ELIJAH KIM
SENIOR | UCSB
This summer God blessed me with the opportunity to go to North India to join him in his work.This past year at college I had rediscovered my faith and recommitted myself to Christ. Growing up, I had been on missions before, and having heard about STSM from other KCM members in Santa Barbara, it struck my interest. There was no feeling or moment that told me to go on missions, but I decided to apply and completely surrender myself and serve him wherever he would lead me. I knew that if I offered my body as an instrument to do his will, I would be able to experience his work.
There were so many blessings that I experienced from this trip. One of the blessings were the testimonies that I heard over the course of the mission trip. Through testimonies I heard from the locals, missionaries, and pastors I was able to hear about how real, powerful, and living my God is, in the ways he drastically changed and saved people's lives. Hearing these testimonies alone increased my faith, and to an extent I am more excited to share the testimonies I heard here at home more than my own. I also did not expect to get poured into as much as I did. Going into this trip I had the mindset that I was going to sacrifice my body to the Lord, and just serve in every way possible, putting everyone and the ministry before myself. However I was served twicefold by my team, the staff, students, pastors, and missionaries we met, and I felt so thankful and blessed by these people who constantly prayed and cared for me. Along with this mindset I also came with a huge amount of pride. I believed that I was humble enough, physically capable, and mentally capable to really be the “ultimate” servant and I was excited to utilize these characteristics lol. However, time and time again throughout the trip, whether it be due to little sleep or annoying circumstances, God reminded me that I am none of these and there is only so much my flesh can do. I was reminded that I am not able to accomplish everything relying on my own flesh, and there is nothing that can't be accomplished when relying on God. Through this blessing I learned that all of my mind and strength is given to me by God, and he can also take it from me as well, and so I must always rely on him in every circumstance.
Another blessing was learning how powerful and important prayer is. Every morning we would wake up at 5 am to attend morning prayer at 5:30. The first time walking into the chapel was uncomfortable, because I found Susana Samonim physically crying out to God, slapping her thigh rhythmically and filling the small chapel with the sound of her hand hitting her thigh. All the other staff members would cry out as well, and some would slap their thighs and add to the pounding sound pulsating through the chapel. Although unfamiliar with it, I saw a desperation and intentionality in prayer that would set my day before me with confidence and joy every morning. This energy was constant throughout the day, our team and the staff would surround every activity and moment in prayer. Before every car ride and train ride we prayed and were prayed over. I learned that even before we had got to India, every church and staff person we served with had been praying hard for our team. There was a point towards the end of the trip, where I was just so happy and grateful with how many blessings and how amazing the experience had been. At this moment I realized that the entire trip had gone how it had gone because it had been so built, soaked, and protected in prayer from before we had even set foot in India. Every success, every struggle which had been overcome had been set before us the way they had because of the prayers before and during the trip, the prayers of the people in India and around the world, and God’s faithfulness to those prayers. Through this, and also the testimonies dedicated to God answering prayerful lives has shown me that God is always listening and answering my prayers. What I may think impossible should be given to God because he can do the impossible, and I will have full confidence that he can do those things.

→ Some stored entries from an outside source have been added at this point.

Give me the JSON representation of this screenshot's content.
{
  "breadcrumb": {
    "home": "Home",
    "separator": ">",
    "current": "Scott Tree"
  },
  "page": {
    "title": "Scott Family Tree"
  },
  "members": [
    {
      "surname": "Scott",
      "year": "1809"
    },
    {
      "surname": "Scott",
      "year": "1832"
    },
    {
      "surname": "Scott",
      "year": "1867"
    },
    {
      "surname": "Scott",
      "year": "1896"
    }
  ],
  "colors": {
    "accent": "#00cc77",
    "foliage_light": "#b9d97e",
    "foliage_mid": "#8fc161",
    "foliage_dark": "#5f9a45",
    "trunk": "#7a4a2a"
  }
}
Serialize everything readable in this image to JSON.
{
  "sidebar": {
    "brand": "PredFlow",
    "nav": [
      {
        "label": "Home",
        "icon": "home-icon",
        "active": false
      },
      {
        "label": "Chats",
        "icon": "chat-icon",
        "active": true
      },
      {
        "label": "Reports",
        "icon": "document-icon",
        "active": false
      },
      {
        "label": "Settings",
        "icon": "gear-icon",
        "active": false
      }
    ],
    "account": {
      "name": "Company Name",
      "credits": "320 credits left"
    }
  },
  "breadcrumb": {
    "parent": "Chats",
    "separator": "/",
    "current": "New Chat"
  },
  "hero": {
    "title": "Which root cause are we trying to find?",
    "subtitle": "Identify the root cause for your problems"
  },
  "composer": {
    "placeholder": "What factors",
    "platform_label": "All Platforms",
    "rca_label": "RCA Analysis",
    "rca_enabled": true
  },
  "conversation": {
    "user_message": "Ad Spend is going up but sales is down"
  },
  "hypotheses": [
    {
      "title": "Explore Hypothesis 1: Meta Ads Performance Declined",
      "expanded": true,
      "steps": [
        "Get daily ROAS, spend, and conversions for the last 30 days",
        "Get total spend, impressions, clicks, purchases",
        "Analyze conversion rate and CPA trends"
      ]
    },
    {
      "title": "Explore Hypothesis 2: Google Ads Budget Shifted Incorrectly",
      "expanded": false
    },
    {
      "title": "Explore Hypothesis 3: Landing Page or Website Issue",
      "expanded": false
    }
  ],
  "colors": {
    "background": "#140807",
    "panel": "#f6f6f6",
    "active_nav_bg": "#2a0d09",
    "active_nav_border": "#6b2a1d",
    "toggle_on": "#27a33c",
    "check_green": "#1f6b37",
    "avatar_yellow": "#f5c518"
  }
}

Coming back from India my biggest takeaway is how God revealed to me how blessed I am. Hearing people’s testimonies broke my heart, because I was able to see how these people who so desperately need, thirst for, and rely on God would often face persecution from not only their own people but their own families. One child was only 13 and believed in Jesus because through desperate prayer her mother was saved from a fatal sickness, yet that same mother persecutes and discourages her from going to church. Other kids just as young and even younger are persecuted by their own families yet still come out to hear about Jesus. Adults lose contact with their families and become disowned because they follow Jesus. And all of this is less because they find differences or find it socially weird, but more because abandoning the Hindu religion is abandoning their families in a sense, abandoning the faith that previous generations put so much will and life into. To me family means so much, and if I was put in their positions I really am not sure if I could do the same. People in the city of Varanasi spend their entire lives without hearing the gospel and follow Satan to the bottom of the Ganges river because that is all they know. It made me mad at one point about how unjust it made God seem to me. Who am I to be able to grow up in California, have a Christian family, worship my God freely? One of my teammates told me something that gave me a little more peace, that he thinks that God placed me in my family because he knew I wouldn’t be strong enough and he placed these kids in their families because he knew they would be strong enough, because he is a kind, loving, and merciful God who wants everyone to have a relationship with him. Now having understood this I know that I can't take any of this life for granted. I have been blessed and been given so much by God that the least I can give to him is everything. Every success, every failure, every moment in my life must be used to glorify him and worship him because in other parts of the world people are sacrificing so much more to have a relationship with him. All glory to God.